Thomas Eshuis's linked article wrote:
God wants a relationship built on trust, not proof
Thomas Eshuis's linked article wrote:Yet even if God provided proof that was satisfactory to everyone,
Thomas Eshuis's linked article wrote:faith and trust would still be required to follow God. The atheist's question would merely change from "Why doesn't God prove his existence?" to "Why doesn't God explain why he did this and not that?" Atheists themselves would become theists, but not all of them would become Christians: one can believe God exists without believing he's worthy of worship, or that Christ's death atoned for our sins.
Thomas Eshuis's linked article wrote:God wants us to trust him, not just believe he exists.
Thomas Eshuis's linked article wrote:If our every demand for proof and explanation were satisfied, we'd only trust and follow God to the extent that he proved himself to us.
Thomas Eshuis's linked article wrote:We would be relying on the external evidence and our own judgment of it, not actually trusting God.
Thomas Eshuis's linked article wrote: For us to actively trust God, we have to continue in our belief even when what we believe in isn't proven. And why is trust so important? Because it requires a deeper relationship with the one trusted.
Thomas Eshuis's linked article wrote:Anyone will believe a stranger's statement if he immediately produces proof to back it up, but believing a person without having proof requires the believer to have a positive opinion of the person (at least that they deserve the benefit of the doubt) and to take a certain amount of risk. If the risk is large, the believer is dependent on the person. If the trust turns out to be justified, the believer has a higher opinion of the person and a stronger relationship with them.

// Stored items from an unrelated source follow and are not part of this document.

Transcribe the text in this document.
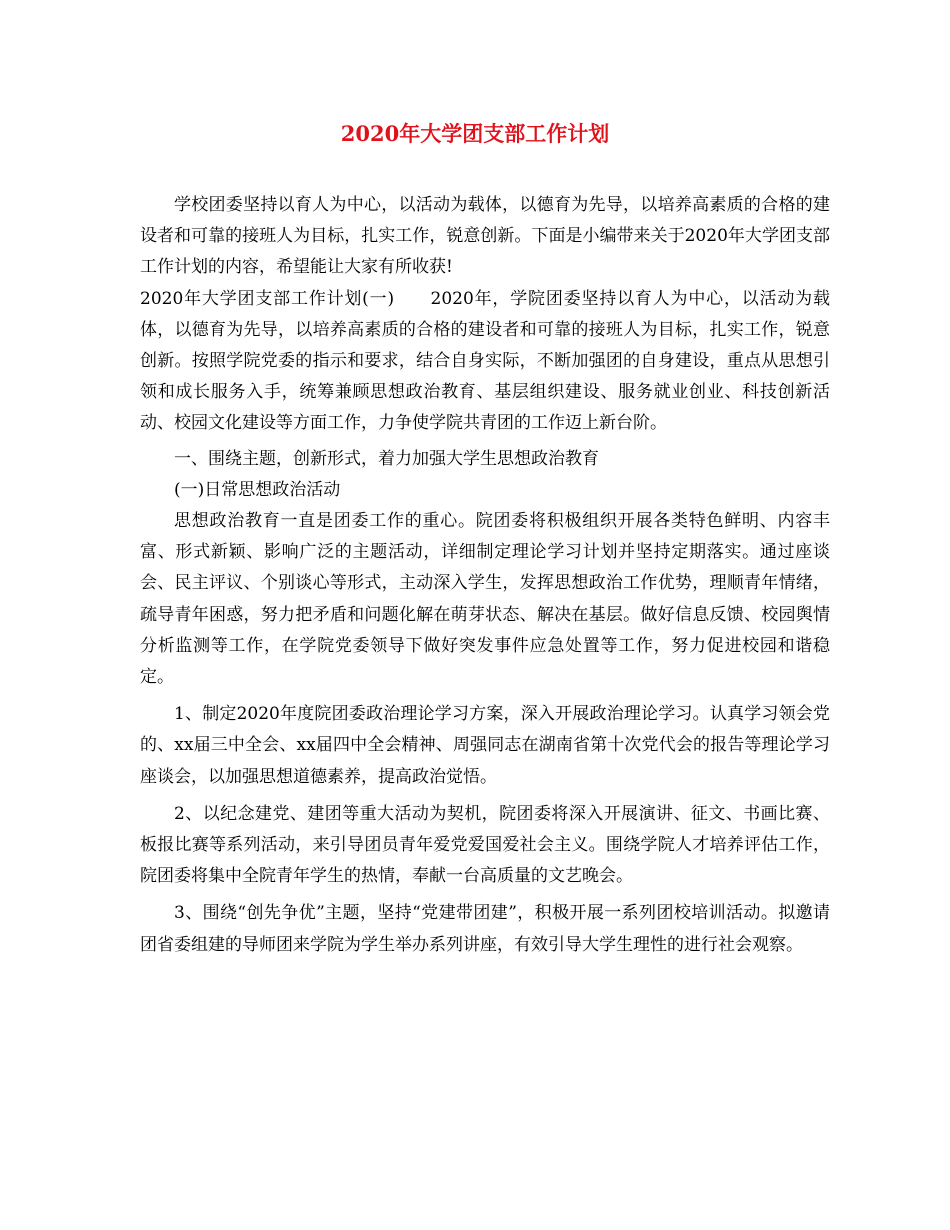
2020年大学团支部工作计划

学校团委坚持以育人为中心，以活动为载体，以德育为先导，以培养高素质的合格的建设者和可靠的接班人为目标，扎实工作，锐意创新。下面是小编带来关于2020年大学团支部工作计划的内容，希望能让大家有所收获!

2020年大学团支部工作计划(一)　　2020年，学院团委坚持以育人为中心，以活动为载体，以德育为先导，以培养高素质的合格的建设者和可靠的接班人为目标，扎实工作，锐意创新。按照学院党委的指示和要求，结合自身实际，不断加强团的自身建设，重点从思想引领和成长服务入手，统筹兼顾思想政治教育、基层组织建设、服务就业创业、科技创新活动、校园文化建设等方面工作，力争使学院共青团的工作迈上新台阶。

一、围绕主题，创新形式，着力加强大学生思想政治教育

(一)日常思想政治活动

思想政治教育一直是团委工作的重心。院团委将积极组织开展各类特色鲜明、内容丰富、形式新颖、影响广泛的主题活动，详细制定理论学习计划并坚持定期落实。通过座谈会、民主评议、个别谈心等形式，主动深入学生，发挥思想政治工作优势，理顺青年情绪，疏导青年困惑，努力把矛盾和问题化解在萌芽状态、解决在基层。做好信息反馈、校园舆情分析监测等工作，在学院党委领导下做好突发事件应急处置等工作，努力促进校园和谐稳定。

1、制定2020年度院团委政治理论学习方案，深入开展政治理论学习。认真学习领会党的、xx届三中全会、xx届四中全会精神、周强同志在湖南省第十次党代会的报告等理论学习座谈会，以加强思想道德素养，提高政治觉悟。

2、以纪念建党、建团等重大活动为契机，院团委将深入开展演讲、征文、书画比赛、板报比赛等系列活动，来引导团员青年爱党爱国爱社会主义。围绕学院人才培养评估工作，院团委将集中全院青年学生的热情，奉献一台高质量的文艺晚会。

3、围绕“创先争优”主题，坚持“党建带团建”，积极开展一系列团校培训活动。拟邀请团省委组建的导师团来学院为学生举办系列讲座，有效引导大学生理性的进行社会观察。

Another way of seeing it is this: Suppose a married man attends a weeklong, out-of-state conference. His wife can choose to trust that he won't have an affair while at the conference, or she can demand proof of his faithfulness by insisting he call her every hour and give a detailed account of his doings, making him wear a beeper so that she can call him at random, hiring someone to spy on him, etc.
Yet if she demands proof, the husband will most likely respond with "What, don't you trust me?" He will be offended because his wife's asking for proof indicates that she doesn't trust him - and since she knows his character, her distrust says that his character is lacking.
On the other hand, if she trusts him, it says that she really believes he will be faithful - much more so than if she simply stated she trusted him, yet never spent a night apart from him. It's much the same with God. God wants us to trust him, because that requires both believing that he is trustworthy and acting on that belief.
That's not to say that God requires us to have blind faith - he wants us to love him with all of our mind (Lk 10:27), and he will give us reason to believe if we ask him - but that God wants our relationship with him to be built on trust as much as possible (Jn 20:29).
Thomas Eshuis wrote:Funny, but I can't stand those computer generated voices. They irk me.
(Y)ou refer to the "lie" that half of all homosexual men are HIV. But the REAL WORLD CDC says Gay, bisexual, and other men who have sex with men (MSM)a represent approximately 2% of the United States population, yet are the population most severely affected by HIV. In 2010, young gay and bisexual men (aged 13-24 years) accounted for 72% of new HIV infections among all persons aged 13 to 24, and 30% of new infections among all gay and bisexual men. At the end of 2011, an estimated 500,022 (57%) persons living with an HIV diagnosis in the United States were gay and bisexual men.. According to the math I learned in REAL WORLD schools,57% is indeed over half....
DarthHelmet86 wrote:50 percent of the people with it are gay...thus 50 percent of gay people have it. By the same logic 50 percent of the people who have it are straight so 50 percent of straight people are infected.